I’m using the same code as in the link.

// Code To Calculate Accuarcy.

import numpy as np

class runningScore(object):
def init(self, n_classes):
self.n_classes = n_classes
self.confusion_matrix = np.zeros((n_classes, n_classes))

def _fast_hist(self, label_true, label_pred, n_class):
    mask = (label_true >= 0) & (label_true < n_class)
    hist = np.bincount(
        n_class * label_true[mask].astype(int) + label_pred[mask], minlength=n_class ** 2
    ).reshape(n_class, n_class)
    return hist

def update(self, label_trues, label_preds):
    for lt, lp in zip(label_trues, label_preds):
        self.confusion_matrix += self._fast_hist(lt.flatten(), lp.flatten(), self.n_classes)

def get_scores(self):
    """Returns accuracy score evaluation result.
        - overall accuracy
        - mean accuracy
        - mean IU
        - fwavacc
    """
    hist = self.confusion_matrix
    acc = np.diag(hist).sum() / hist.sum()
    acc_cls = np.diag(hist) / hist.sum(axis=1)
    acc_cls = np.nanmean(acc_cls)
    iu = np.diag(hist) / (hist.sum(axis=1) + hist.sum(axis=0) - np.diag(hist))
    mean_iu = np.nanmean(iu)
    freq = hist.sum(axis=1) / hist.sum()
    fwavacc = (freq[freq > 0] * iu[freq > 0]).sum()
    cls_iu = dict(zip(range(self.n_classes), iu))

    return (
        {
            "Overall Acc: \t": acc,
            "Mean Acc : \t": acc_cls,
            "FreqW Acc : \t": fwavacc,
            "Mean IoU : \t": mean_iu,
        },
        cls_iu,
    )

def reset(self):
    self.confusion_matrix = np.zeros((self.n_classes, self.n_classes))

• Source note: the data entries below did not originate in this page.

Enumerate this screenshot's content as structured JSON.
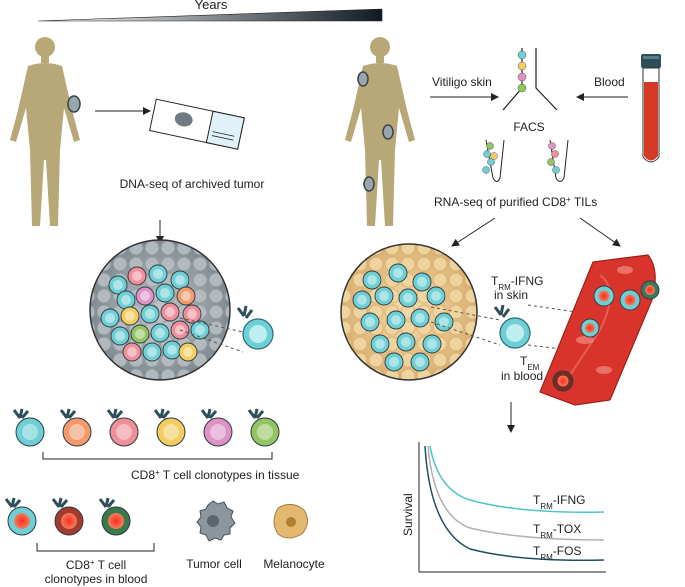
{
  "header": {
    "years_label": "Years"
  },
  "labels": {
    "dna_seq": "DNA-seq of archived tumor",
    "vitiligo_skin": "Vitiligo skin",
    "blood": "Blood",
    "facs": "FACS",
    "rna_seq": "RNA-seq of purified CD8",
    "rna_seq_sup": "+",
    "rna_seq_tail": " TILs",
    "trm": "T",
    "trm_sub": "RM",
    "trm_ifng_tail": "-IFNG",
    "in_skin": "in skin",
    "tem": "T",
    "tem_sub": "EM",
    "in_blood": "in blood"
  },
  "legend": {
    "tissue_label": "CD8",
    "tissue_sup": "+",
    "tissue_tail": " T cell clonotypes in tissue",
    "blood_label_1": "CD8",
    "blood_sup": "+",
    "blood_label_1_tail": " T cell",
    "blood_label_2": "clonotypes in blood",
    "tumor_cell": "Tumor cell",
    "melanocyte": "Melanocyte"
  },
  "survival_chart": {
    "ylabel": "Survival",
    "curves": [
      {
        "prefix": "T",
        "sub": "RM",
        "suffix": "-IFNG",
        "color": "#4fc3c3"
      },
      {
        "prefix": "T",
        "sub": "RM",
        "suffix": "-TOX",
        "color": "#b0b0b0"
      },
      {
        "prefix": "T",
        "sub": "RM",
        "suffix": "-FOS",
        "color": "#1f4e5f"
      }
    ]
  },
  "colors": {
    "body": "#b9a877",
    "teal_cell": "#6fcfd6",
    "teal_cell_dark": "#3a9ea8",
    "orange_cell": "#f39a6b",
    "pink_cell": "#ef8f99",
    "yellow_cell": "#f3cd5f",
    "magenta_cell": "#dd93c7",
    "green_cell": "#93c462",
    "tumor_cell": "#8d969c",
    "melanocyte": "#e3b870",
    "vessel": "#d9342b",
    "tube_red": "#d43a24",
    "tube_cap": "#2e4e5a"
  }
}
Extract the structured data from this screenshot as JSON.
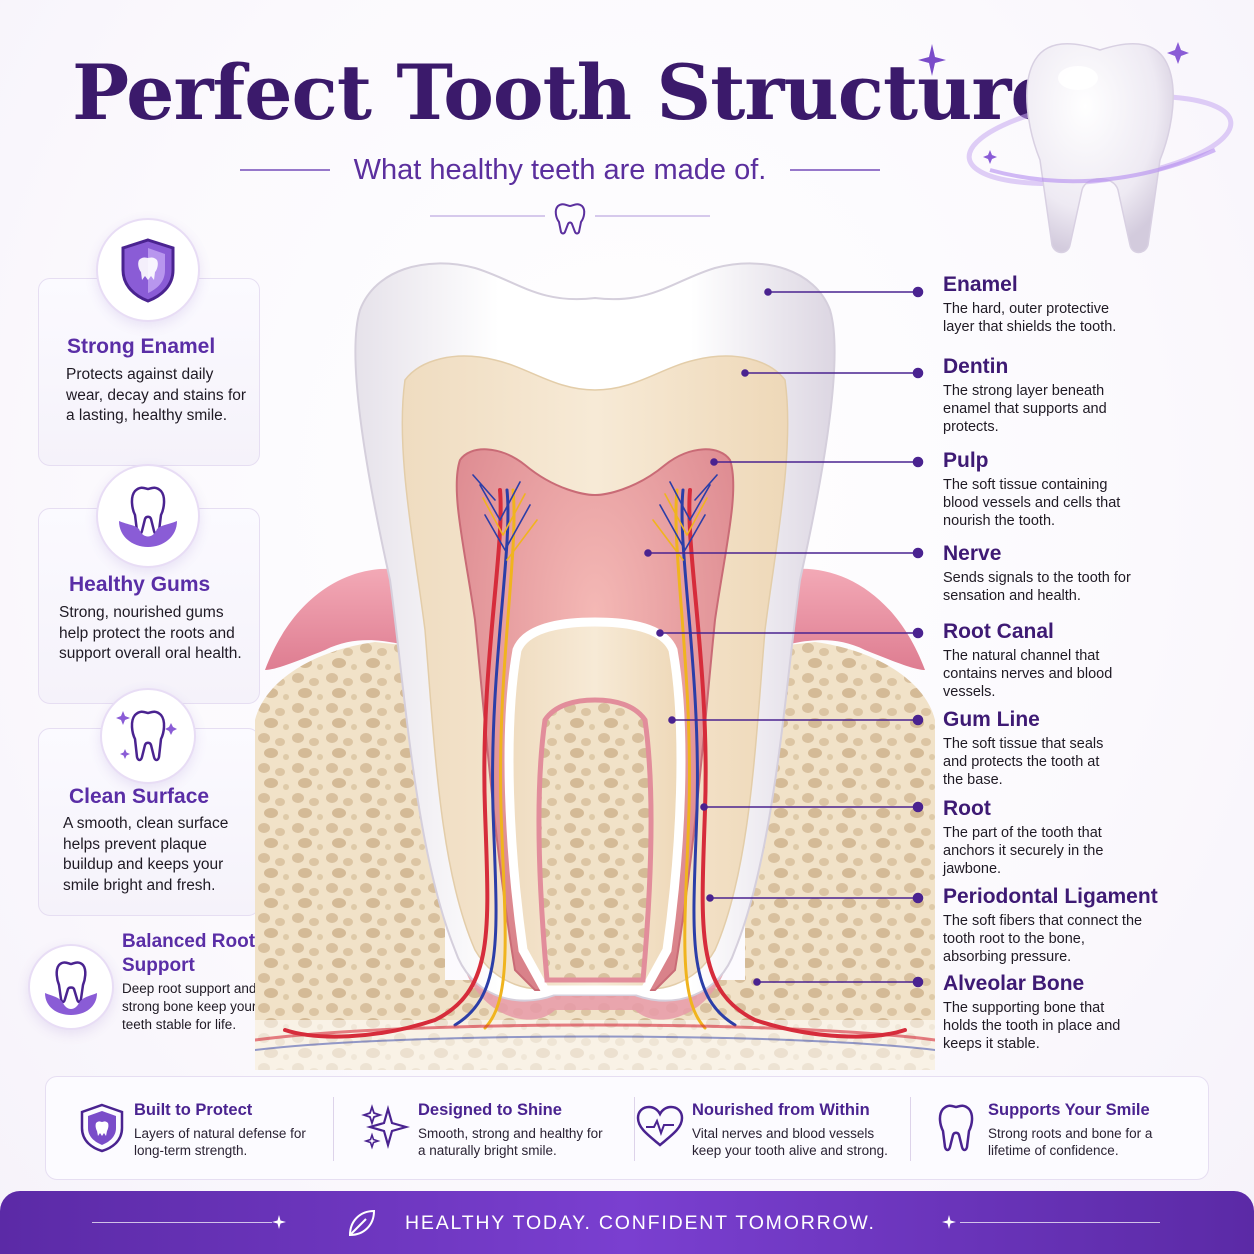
{
  "header": {
    "title": "Perfect Tooth Structure",
    "subtitle": "What healthy teeth are made of."
  },
  "colors": {
    "primary_purple": "#3b1a6b",
    "accent_purple": "#6b3fb3",
    "gum_pink": "#e68a9c",
    "bone_beige": "#ecdcc2",
    "footer_purple": "#6a33bd"
  },
  "left_cards": [
    {
      "icon": "shield-icon",
      "title": "Strong Enamel",
      "text": "Protects against daily wear, decay and stains for a lasting, healthy smile."
    },
    {
      "icon": "tooth-gum-icon",
      "title": "Healthy Gums",
      "text": "Strong, nourished gums help protect the roots and support overall oral health."
    },
    {
      "icon": "sparkle-tooth-icon",
      "title": "Clean Surface",
      "text": "A smooth, clean surface helps prevent plaque buildup and keeps your smile bright and fresh."
    },
    {
      "icon": "tooth-root-icon",
      "title": "Balanced Root Support",
      "text": "Deep root support and strong bone keep your teeth stable for life."
    }
  ],
  "labels": [
    {
      "title": "Enamel",
      "text": "The hard, outer protective layer that shields the tooth."
    },
    {
      "title": "Dentin",
      "text": "The strong layer beneath enamel that supports and protects."
    },
    {
      "title": "Pulp",
      "text": "The soft tissue containing blood vessels and cells that nourish the tooth."
    },
    {
      "title": "Nerve",
      "text": "Sends signals to the tooth for sensation and health."
    },
    {
      "title": "Root Canal",
      "text": "The natural channel that contains nerves and blood vessels."
    },
    {
      "title": "Gum Line",
      "text": "The soft tissue that seals and protects the tooth at the base."
    },
    {
      "title": "Root",
      "text": "The part of the tooth that anchors it securely in the jawbone."
    },
    {
      "title": "Periodontal Ligament",
      "text": "The soft fibers that connect the tooth root to the bone, absorbing pressure."
    },
    {
      "title": "Alveolar Bone",
      "text": "The supporting bone that holds the tooth in place and keeps it stable."
    }
  ],
  "benefits": [
    {
      "icon": "shield-icon",
      "title": "Built to Protect",
      "text": "Layers of natural defense for long-term strength."
    },
    {
      "icon": "sparkles-icon",
      "title": "Designed to Shine",
      "text": "Smooth, strong and healthy for a naturally bright smile."
    },
    {
      "icon": "heart-icon",
      "title": "Nourished from Within",
      "text": "Vital nerves and blood vessels keep your tooth alive and strong."
    },
    {
      "icon": "tooth-icon",
      "title": "Supports Your Smile",
      "text": "Strong roots and bone for a lifetime of confidence."
    }
  ],
  "footer": {
    "tagline": "HEALTHY TODAY.  CONFIDENT TOMORROW."
  }
}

class averageMeter(object):
“”“Computes and stores the average and current value”""

def __init__(self):
    self.reset()

def reset(self):
    self.val = 0
    self.avg = 0
    self.sum = 0
    self.count = 0

def update(self, val, n=1):
    self.val = val
    self.sum += val * n
    self.count += n
    self.avg = self.sum / self.count

Hello can you tell me how should i calculate accuracy against MSELoss function ?

How would you like to define your accuracy?
If you are dealing with a multi-class classification use case, you could compare the predictions to the targets via:

output = torch.randn(10, 10)
target = torch.randint(0, 10, (10,))
preds = torch.argmax(output, 1)
acc = preds.eq(target).float().mean()

Usually you wouldn’t use nn.MSELoss for a classification use case, so we would need some information about your use case.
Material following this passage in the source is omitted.